IIT Mandi proposes sampling techniques for accurate insights in real-world high dimensional datasets

To address these challenges, the researchers have come up with simple techniques for two fundamental unsupervised learning tasks -- Clustering and Dimensionality Reduction
North Campus of IIT Mandi
North Campus of IIT Mandi

A researcher at the Indian Institute of Technology (IIT) Mandi has proposed sampling techniques to accurately provide insight into the real world high dimensional datasets.

Rameshwar Pratap, Assistant Professor at IIT Mandi in collaboration with Microsoft Research India, Bengaluru, and Carnegie Mellon University, Pittsburgh, USA, has proposed simple, efficient, and accurate sampling techniques to provide insight in the real world high dimensional datasets.

According to Pratap, recent technological advancements in the world have generated a large volume of high dimensional datasets from various sources such as Internet of Things (IoT), World Wide Web, bioinformatics, finance, social network, smart home appliances, smart cities and 5G communication media, among others.

"These high dimensional datasets need to be carefully analysed to infer interesting insights that can be useful for making important decisions," Pratap said.

"Typically several algorithmic techniques such as clustering, regression, and classification are used to analyse Big data. However one of the major challenges in the real-world datasets is that they consist of outliers or anomalies which potentially can confuse these algorithms, and consequently can lead to incorrect insights," he said.

To address these challenges, the researchers have come up with simple techniques for two fundamental unsupervised learning tasks -- Clustering and Dimensionality Reduction.

"As both clustering and principal component analysis are fundamental subroutines in many artificial intelligence applications such as text, audio, video and image compression, building scalable recommendation systems, faster duplicate detection, scalable indexing for faster search, and many more, our results can potentially get accurate and scalable solutions in all of these applications, even when the data is noisy," he said.

In clustering, the research has focused on a famous clustering algorithm 'k-means' clustering.

"In this clustering, the aim is to group the data points into k number of clusters such that points belonging to a particular cluster are more closer to its cluster centre than the remaining. Finding the optimal clustering is hard," he said.

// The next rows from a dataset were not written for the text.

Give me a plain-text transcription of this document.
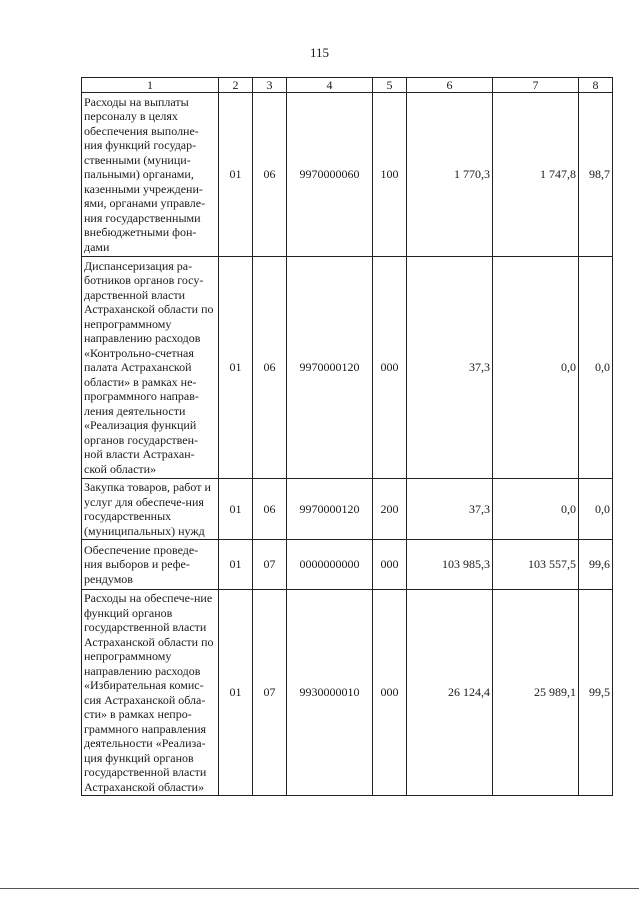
115
1	2	3	4	5	6	7	8
Расходы на выплаты персоналу в целях обеспечения выполне-ния функций государ-ственными (муници-пальными) органами, казенными учреждени-ями, органами управле-ния государственными внебюджетными фон-дами	01	06	9970000060	100	1 770,3	1 747,8	98,7
Диспансеризация ра-ботников органов госу-дарственной власти Астраханской области по непрограммному направлению расходов «Контрольно-счетная палата Астраханской области» в рамках не-программного направ-ления деятельности «Реализация функций органов государствен-ной власти Астрахан-ской области»	01	06	9970000120	000	37,3	0,0	0,0
Закупка товаров, работ и услуг для обеспече-ния государственных (муниципальных) нужд	01	06	9970000120	200	37,3	0,0	0,0
Обеспечение проведе-ния выборов и рефе-рендумов	01	07	0000000000	000	103 985,3	103 557,5	99,6
Расходы на обеспече-ние функций органов государственной власти Астраханской области по непрограммному направлению расходов «Избирательная комис-сия Астраханской обла-сти» в рамках непро-граммного направления деятельности «Реализа-ция функций органов государственной власти Астраханской области»	01	07	9930000010	000	26 124,4	25 989,1	99,5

Sharing details of his research, Pratap said in order to address this challenge efficient sampling algorithms have been proposed so that output is close to the optimal solution -- approximate representative of each cluster centre.

"However, the presence of outliers can confuse the sampling algorithm that in turn may output a solution which is very far from the optimal.

To address this, researchers have proposed a sampling algorithm which can efficiently find a close to optimal clustering solution even when outliers are present in the datasets.

"As the presence of outliers can confuse these sampling algorithms and the resulting solution can be significantly worse, we have proposed efficient and accurate sampling algorithms which find close to optimal principal components even when outliers are present in the datasets," he said.